There must be something about a car trip that triggers a baby’s meltdown mechanism. Oh sure…most children love the car in small doses, and you may even be one of those lucky parents whose little one is actually lulled to sleep by the motion of a moving vehicle. We’ve all heard the stories about the sleep-deprived parent who loads their crying baby into the van at 2am for a quick trip around the block. Granted, that usually works….USUALLY.
For some reason, children seem to have a sixth sense when it comes to tantrum time. They always lose it at the worst possible moments. This is especially true for long car trips. Anything over about 30 minutes will inevitably trigger the much dreaded meltdown. And we’re not just talking a regular crying fit; car tantrums are usually doozies.
As any seasoned parent knows, you can’t just jump in the backseat at every little whimper and whine. You can pull over at the nearest rest area, but depending on where you are, those can be few and far between. Gone are the days where you can jump in the car for an impromptu road trip. Now that there is a child along for the ride, there will definitely need to be some planning involved. Check out these tips for planning a road trip with a small child.
- Try and plan your trip around the child’s sleep schedule. It’s more likely your child will rest in the car if it’s his usual nap time. We always try to leave at nap time so we can get at least 2 hours of traveling underway before the kids wake up. You will need to stop for bathroom breaks every couple of hours anyway, so this usually works out well.
- Planning on driving straight through the night? If a day drive isn’t feasible, consider leaving at bedtime. I know many parents who plan a night drive to keep their kids from getting too restless on road trips.
- It’s just not realistic to plan on driving for 8 hours non-stop. You will eventually have to stop for diaper changes and feedings, so figure those stops into your agenda. If at all possible, pre-plan your route so you have an idea on where to stop. There’s nothing worse than realizing that your baby has just soiled his diaper and the next exit isn’t for 20 miles (I speak from experience).
- The first aspect to consider when formulating a travel plan is the comfort of your child. After all, a comfy baby is a happy(er) baby.
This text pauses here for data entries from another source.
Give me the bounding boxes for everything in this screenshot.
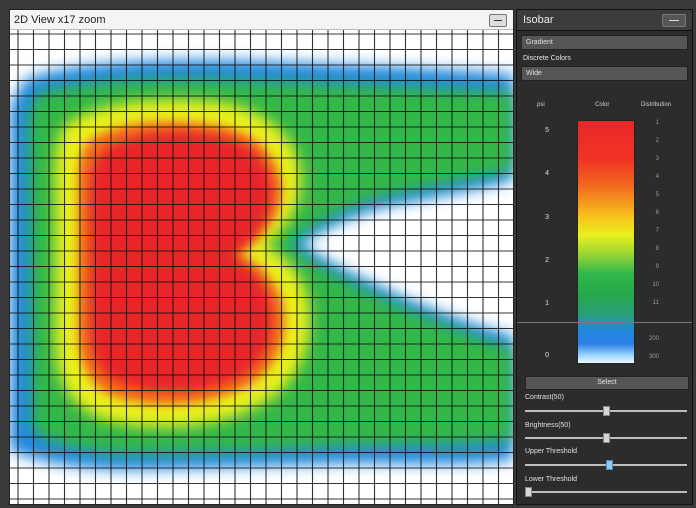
distribution-value: 300 [648,354,659,360]
scale-label: 3 [545,214,549,221]
minimize-icon[interactable] [489,14,507,27]
brightness-slider[interactable] [525,433,687,443]
distribution-value: 8 [655,246,659,252]
scale-col-color: Color [595,102,610,108]
select-button[interactable]: Select [525,376,689,390]
distribution-value: 5 [655,192,659,198]
scale-label: 5 [545,127,549,134]
distribution-value: 2 [655,138,659,144]
scale-reference-line [517,322,692,323]
slider-thumb[interactable] [602,406,610,416]
distribution-value: 3 [655,156,659,162]
lower-threshold-slider[interactable] [525,487,687,497]
2d-view-title: 2D View x17 zoom [14,14,106,26]
scale-label: 2 [545,257,549,264]
slider-thumb[interactable] [525,487,532,497]
slider-thumb[interactable] [602,433,610,443]
scale-label: 1 [545,300,549,307]
2d-view-titlebar: 2D View x17 zoom [10,10,513,30]
pressure-heatmap[interactable] [10,30,513,504]
upper-threshold-label: Upper Threshold [525,448,578,455]
isobar-title: Isobar [523,14,554,26]
distribution-value: 11 [652,300,659,306]
slider-thumb[interactable] [605,460,613,470]
distribution-value: 1 [655,120,659,126]
contrast-slider[interactable] [525,406,687,416]
scale-col-psi: psi [537,102,545,108]
scale-col-distribution: Distribution [641,102,672,108]
contrast-label: Contrast(50) [525,394,564,401]
2d-view-pane[interactable]: 2D View x17 zoom [9,9,514,505]
heat-zone-red [90,131,272,392]
brightness-label: Brightness(50) [525,422,571,429]
distribution-value: 9 [655,264,659,270]
distribution-value: 4 [655,174,659,180]
slider-track [525,491,687,493]
menu-gradient[interactable]: Gradient [521,35,688,50]
distribution-value: 10 [652,282,659,288]
scale-label: 4 [545,170,549,177]
scale-label: 0 [545,352,549,359]
isobar-titlebar: Isobar [517,10,692,31]
distribution-value: 200 [648,336,659,342]
isobar-panel: Isobar Gradient Discrete Colors Wide psi… [516,9,693,505]
minimize-icon[interactable] [662,14,686,27]
upper-threshold-slider[interactable] [525,460,687,470]
distribution-value: 7 [655,228,659,234]
distribution-value: 6 [655,210,659,216]
sensor-grid [10,30,513,504]
color-scale-area: psi Color Distribution 5 4 3 2 1 0 1 2 3… [517,100,692,370]
menu-wide[interactable]: Wide [521,66,688,81]
lower-threshold-label: Lower Threshold [525,476,578,483]
menu-discrete-colors[interactable]: Discrete Colors [523,55,571,62]
color-gradient-bar[interactable] [577,120,635,364]
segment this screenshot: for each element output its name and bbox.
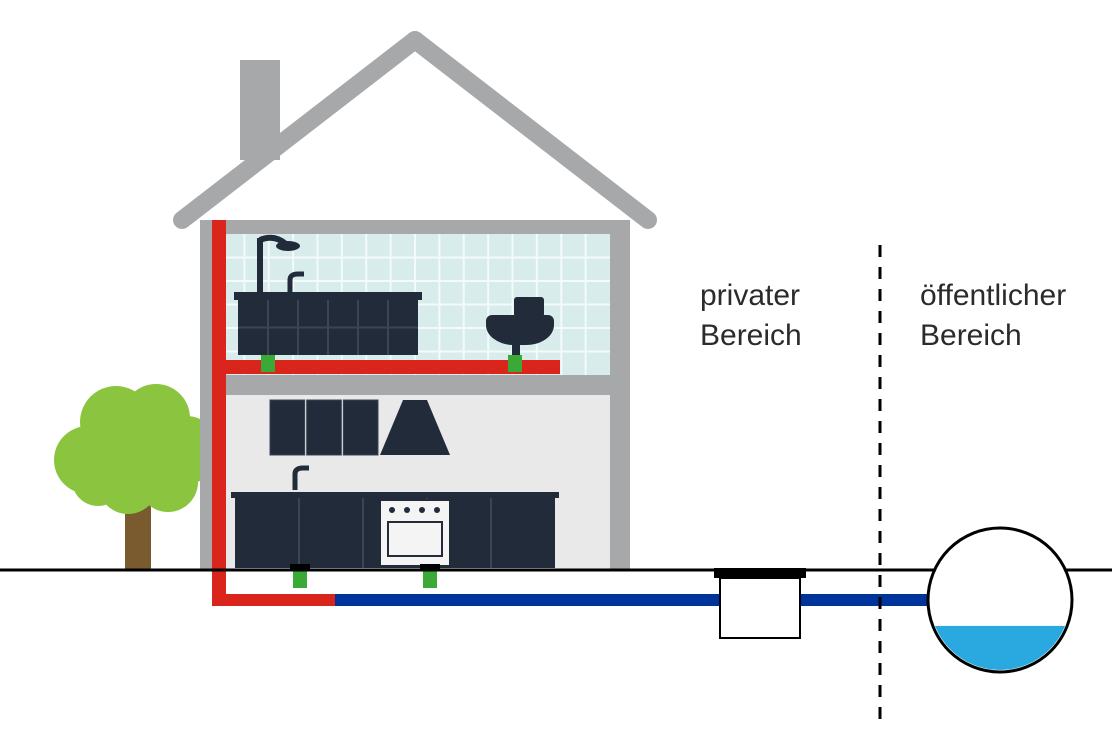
inspection-chamber-icon — [720, 578, 800, 638]
floor-slab-icon — [200, 375, 630, 395]
shower-head-icon — [276, 241, 300, 251]
attic-floor-icon — [200, 220, 630, 234]
tub-drain-icon — [261, 355, 275, 372]
upper-cabinet-icon — [343, 400, 378, 455]
pipe-blue-icon — [335, 594, 935, 606]
pipe-red-riser-icon — [212, 220, 226, 606]
counter-top-icon — [231, 492, 559, 498]
toilet-drain-icon — [508, 355, 522, 372]
private-label-line2: Bereich — [700, 319, 802, 352]
upper-cabinet-icon — [307, 400, 342, 455]
inspection-lid-icon — [714, 568, 806, 578]
oven-knob-icon — [389, 507, 395, 513]
private-label-line1: privater — [700, 279, 800, 312]
public-label-line1: öffentlicher — [920, 279, 1066, 312]
public-label-line2: Bereich — [920, 319, 1022, 352]
toilet-tank-icon — [514, 297, 544, 317]
pipe-red-ground-icon — [212, 594, 335, 606]
oven-knob-icon — [419, 507, 425, 513]
oven-knob-icon — [404, 507, 410, 513]
oven-knob-icon — [434, 507, 440, 513]
upper-cabinet-icon — [270, 400, 305, 455]
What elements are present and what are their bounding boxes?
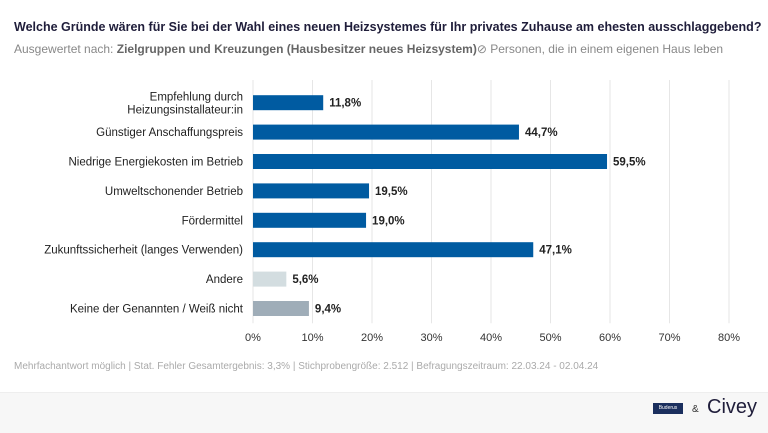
bar[interactable] bbox=[253, 183, 370, 199]
data-label: 44,7% bbox=[525, 127, 558, 139]
category-label: Umweltschonender Betrieb bbox=[105, 186, 243, 198]
data-label: 11,8% bbox=[329, 98, 361, 110]
x-tick-label: 60% bbox=[599, 332, 621, 344]
bar[interactable] bbox=[253, 242, 534, 258]
category-label: Niedrige Energiekosten im Betrieb bbox=[68, 157, 243, 169]
x-tick-label: 40% bbox=[480, 332, 502, 344]
x-tick-label: 70% bbox=[658, 332, 680, 344]
x-tick-label: 30% bbox=[420, 332, 442, 344]
bar[interactable] bbox=[253, 301, 309, 316]
data-label: 47,1% bbox=[539, 245, 572, 257]
x-tick-label: 0% bbox=[245, 332, 261, 344]
evaluation-line: Ausgewertet nach: Zielgruppen und Kreuzu… bbox=[14, 42, 723, 56]
civey-logo: Civey bbox=[707, 396, 758, 418]
data-label: 5,6% bbox=[292, 274, 318, 286]
bar[interactable] bbox=[253, 124, 519, 140]
ampersand: & bbox=[692, 404, 699, 415]
category-label: Keine der Genannten / Weiß nicht bbox=[70, 304, 244, 316]
bar[interactable] bbox=[253, 154, 608, 169]
x-tick-label: 10% bbox=[301, 332, 323, 344]
data-label: 19,0% bbox=[372, 215, 405, 227]
bar[interactable] bbox=[253, 212, 367, 228]
eval-prefix: Ausgewertet nach: bbox=[14, 42, 114, 56]
branding-bar bbox=[0, 392, 768, 433]
category-label: Zukunftssicherheit (langes Verwenden) bbox=[44, 245, 243, 257]
x-tick-label: 80% bbox=[718, 332, 740, 344]
no-entry-icon: ⊘ bbox=[476, 42, 487, 56]
data-label: 59,5% bbox=[613, 157, 646, 169]
category-label: Fördermittel bbox=[182, 215, 243, 227]
eval-group[interactable]: Zielgruppen und Kreuzungen (Hausbesitzer… bbox=[116, 42, 477, 56]
data-label: 9,4% bbox=[315, 304, 341, 316]
bar-chart: 0% 10% 20% 30% 40% 50% 60% 70% 80% Empfehlung dur… bbox=[44, 80, 740, 344]
data-label: 19,5% bbox=[375, 186, 408, 198]
chart-title: Welche Gründe wären für Sie bei der Wahl… bbox=[14, 20, 762, 34]
filter-label: Personen, die in einem eigenen Haus lebe… bbox=[490, 42, 724, 56]
category-label: Andere bbox=[206, 274, 243, 286]
category-label: Empfehlung durch Heizungsinstallateur:in bbox=[127, 92, 243, 117]
category-label: Günstiger Anschaffungspreis bbox=[96, 127, 243, 139]
bar[interactable] bbox=[253, 271, 287, 287]
x-tick-label: 50% bbox=[539, 332, 561, 344]
buderus-logo: Buderus bbox=[653, 403, 683, 414]
footer-note: Mehrfachantwort möglich | Stat. Fehler G… bbox=[14, 361, 599, 372]
x-tick-label: 20% bbox=[361, 332, 383, 344]
bar[interactable] bbox=[253, 95, 324, 111]
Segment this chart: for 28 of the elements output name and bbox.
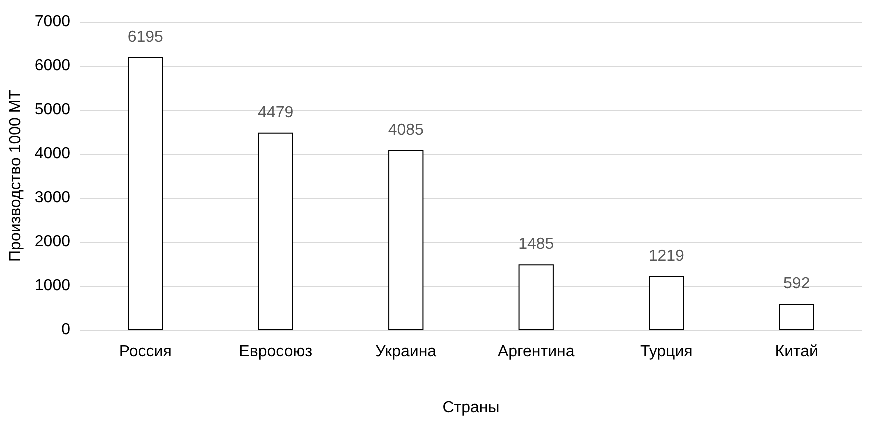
y-tick-label: 4000 bbox=[34, 146, 71, 162]
data-label: 1219 bbox=[648, 248, 685, 265]
x-tick-label: Украина bbox=[376, 344, 437, 360]
y-tick-label: 7000 bbox=[34, 14, 71, 30]
data-label: 4085 bbox=[388, 122, 424, 139]
x-tick-label: Китай bbox=[775, 344, 818, 360]
bar bbox=[649, 276, 684, 330]
x-tick-label: Турция bbox=[640, 344, 693, 360]
bar bbox=[779, 304, 814, 330]
x-tick-label: Евросоюз bbox=[239, 344, 313, 360]
data-label: 6195 bbox=[128, 28, 164, 46]
y-tick-label: 2000 bbox=[34, 234, 71, 250]
x-axis-title: Страны bbox=[442, 400, 500, 416]
y-tick-label: 0 bbox=[62, 322, 71, 338]
y-tick-label: 1000 bbox=[34, 278, 71, 294]
bar bbox=[258, 132, 294, 330]
y-axis-title: Производство 1000 МТ bbox=[8, 90, 24, 262]
y-tick-label: 5000 bbox=[34, 102, 71, 118]
data-label: 1485 bbox=[518, 236, 554, 254]
bar bbox=[388, 150, 424, 330]
y-tick-label: 6000 bbox=[34, 58, 71, 74]
y-tick-label: 3000 bbox=[34, 190, 71, 206]
x-tick-label: Аргентина bbox=[498, 344, 575, 360]
x-tick-label: Россия bbox=[119, 344, 172, 360]
bar bbox=[518, 264, 554, 330]
data-label: 592 bbox=[784, 275, 810, 292]
data-label: 4479 bbox=[258, 104, 294, 122]
bar bbox=[128, 57, 164, 330]
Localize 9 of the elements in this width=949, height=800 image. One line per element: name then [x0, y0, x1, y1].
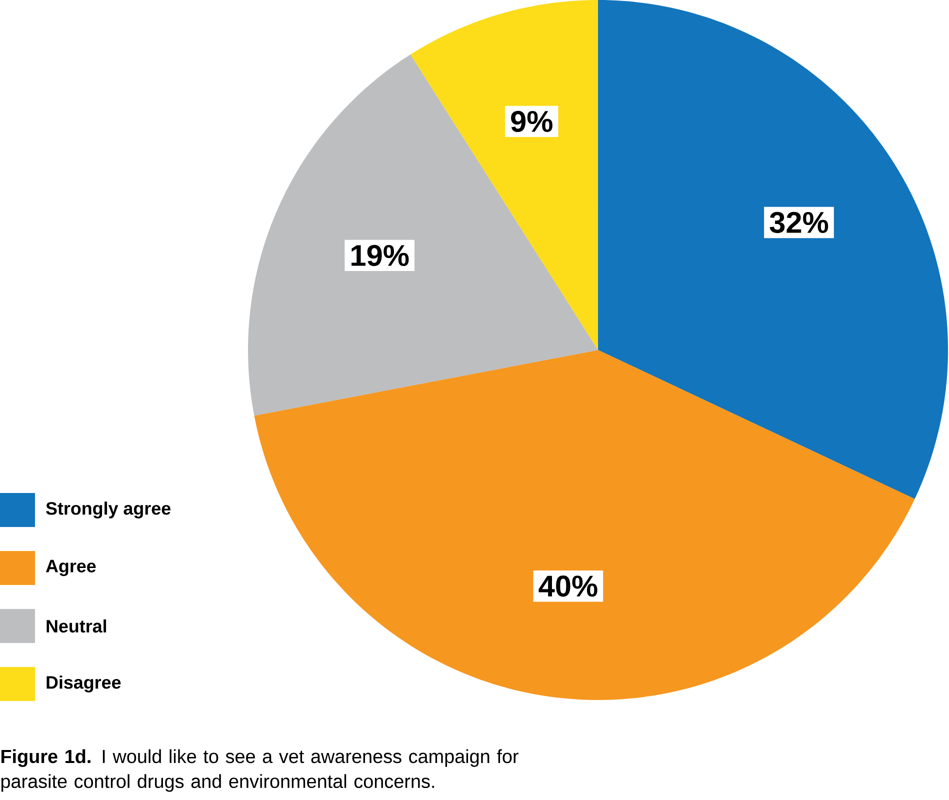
text: Figure 1d. I would like to see a vet awareness campaign for parasite control drugs and environmental concerns. [1, 749, 518, 792]
legend-label: Disagree [46, 676, 121, 692]
data-label: 19% [352, 244, 409, 266]
data-label: 32% [770, 212, 828, 234]
data-label: 9% [511, 110, 552, 132]
legend-label: Agree [46, 560, 96, 576]
data-label: 40% [538, 576, 598, 597]
legend-label: Strongly agree [46, 502, 170, 518]
legend-label: Neutral [46, 619, 106, 633]
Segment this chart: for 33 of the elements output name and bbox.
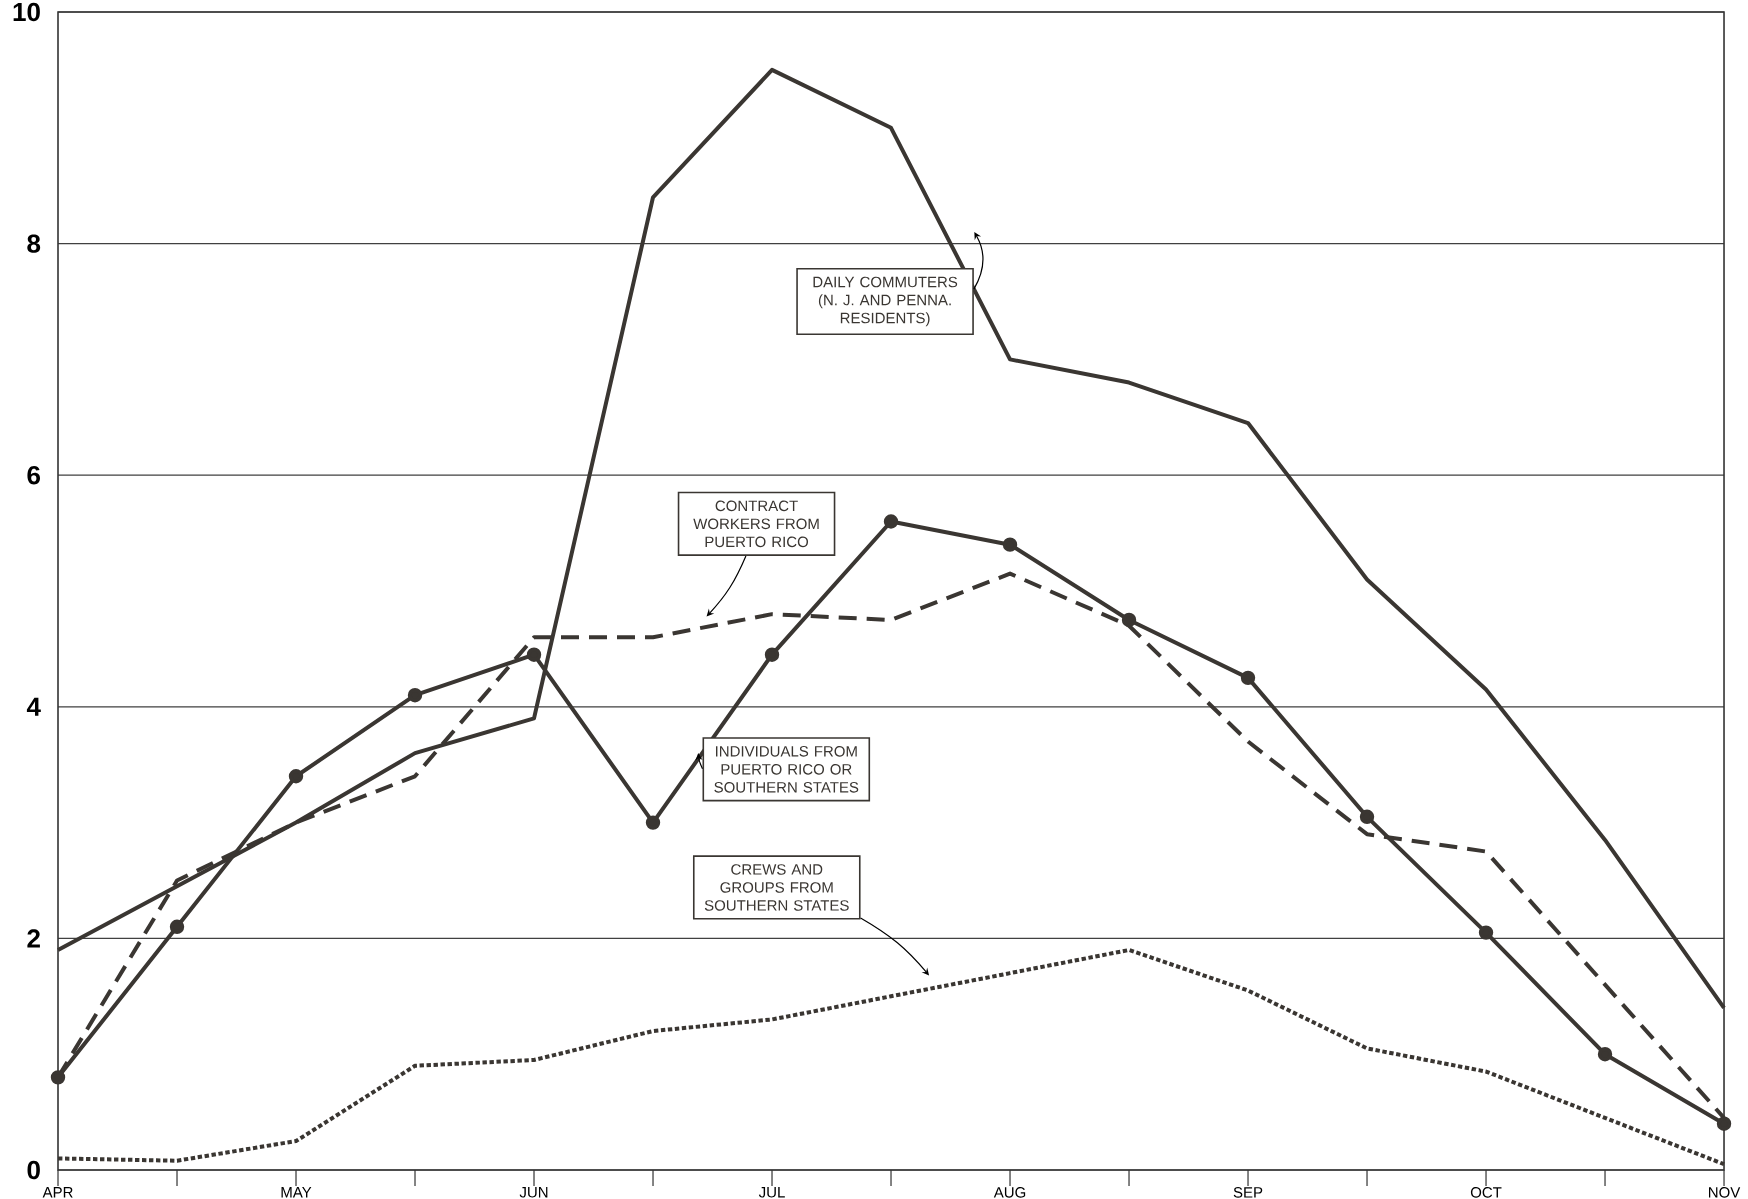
point: [407, 688, 423, 703]
point: [526, 647, 542, 662]
point: [645, 815, 661, 830]
point: [169, 919, 185, 935]
x-tick-label: JUN: [519, 1187, 548, 1198]
x-tick-label: APR: [42, 1187, 73, 1198]
x-tick-label: SEP: [1233, 1187, 1263, 1198]
text: CONTRACT WORKERS FROM PUERTO RICO: [693, 500, 819, 548]
point: [1478, 925, 1494, 940]
text: CREWS AND GROUPS FROM SOUTHERN STATES: [704, 864, 849, 911]
point: [1597, 1047, 1613, 1062]
y-tick-label: 2: [27, 929, 40, 948]
x-tick-label: NOV: [1709, 1187, 1741, 1198]
point: [1359, 809, 1375, 825]
point: [1121, 612, 1137, 628]
point: [288, 769, 304, 784]
x-tick-label: MAY: [281, 1187, 312, 1198]
y-tick-label: 0: [27, 1160, 40, 1180]
x-tick-label: OCT: [1470, 1187, 1502, 1198]
point: [764, 647, 780, 662]
series-label: INDIVIDUALS FROM PUERTO RICO OR SOUTHERN STATES: [714, 746, 859, 793]
x-tick-label: JUL: [758, 1187, 785, 1198]
point: [1002, 537, 1018, 552]
y-tick-label: 10: [13, 2, 40, 22]
x-tick-label: AUG: [993, 1187, 1026, 1198]
point: [50, 1070, 66, 1085]
y-tick-label: 6: [27, 465, 40, 485]
y-tick-label: 4: [26, 697, 41, 716]
point: [1240, 670, 1256, 686]
series-label: DAILY COMMUTERS (N. J. AND PENNA. RESIDENTS): [813, 276, 958, 327]
y-tick-label: 8: [27, 234, 41, 253]
point: [1716, 1116, 1732, 1131]
point: [883, 514, 899, 529]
One often overlooked area is the car seat your little one will be strapped in for the duration of the trip. If you have access to multiple car seats (from other vehicles your child rides in), opt for the one baby likes best. I have a Britax Marathon in my car and daddy has a SK Radian. For some reason, Little Bud tolerates the Radian much better, so we always use that one if we know we’re in for a long ride.
- Dress your child as comfortably as possible. It’s not unheard of for our little riders to make the entire trip in their comfiest pj’s. If this isn’t an option, go for some loose fitting attire that’s easy to get on and off for diaper changes and the occasional “messy” accident.
- Long trips in the car can make little ones anxious, so if your child has a favorite blankie or stuffed animal, make sure to bring it along. The backseat can be a lonely place for a little one, so include a buddy for the ride. Consider having an adult or older child sit in the back next to them. Pass the time by reading books together, singing songs, or playing peek-a-boo. Bubbles are a fantastic way to entertain your toddler if you happen to get stuck in traffic.
- Regardless of how well you plan your route, accidents happen. Consider using an extra-absorbency or overnight diaper for the trip, just in case. Make sure to have a few changes of clothes within easy reach and pack a few plastic bags in case of poopy emergencies. Piddle pads are a great option for road trips. In the event of a diaper blowout, the car seat stays clean and dry and you can be back on the road in no time.
- Pack an emergency first aid kit for the car. This can be as simple as a Ziploc bag with a thermometer, infants’ Tylenol, some gas drops, and Orajel. Babies don’t realize that a road trip isn’t exactly the best time to develop a fever. Don’t take chances on the gas station not having what you need. Be prepared by packing these necessities in advance.
- Make sure to pack a small cooler stocked with juice boxes and snacks for your older toddler. Since I was always leery of them choking on hard snacks, I opted for portable yogurt tubes. Check out this Rated by Mom post for a list of great portable, healthy snacks that are fantastic for road trips.
The main thing to remember when planning your family car trip is that your little ones aren’t perfect. You will inevitably encounter your fair share of tantrums along the way. Take a deep breath, relax, and try not to pull your hair out.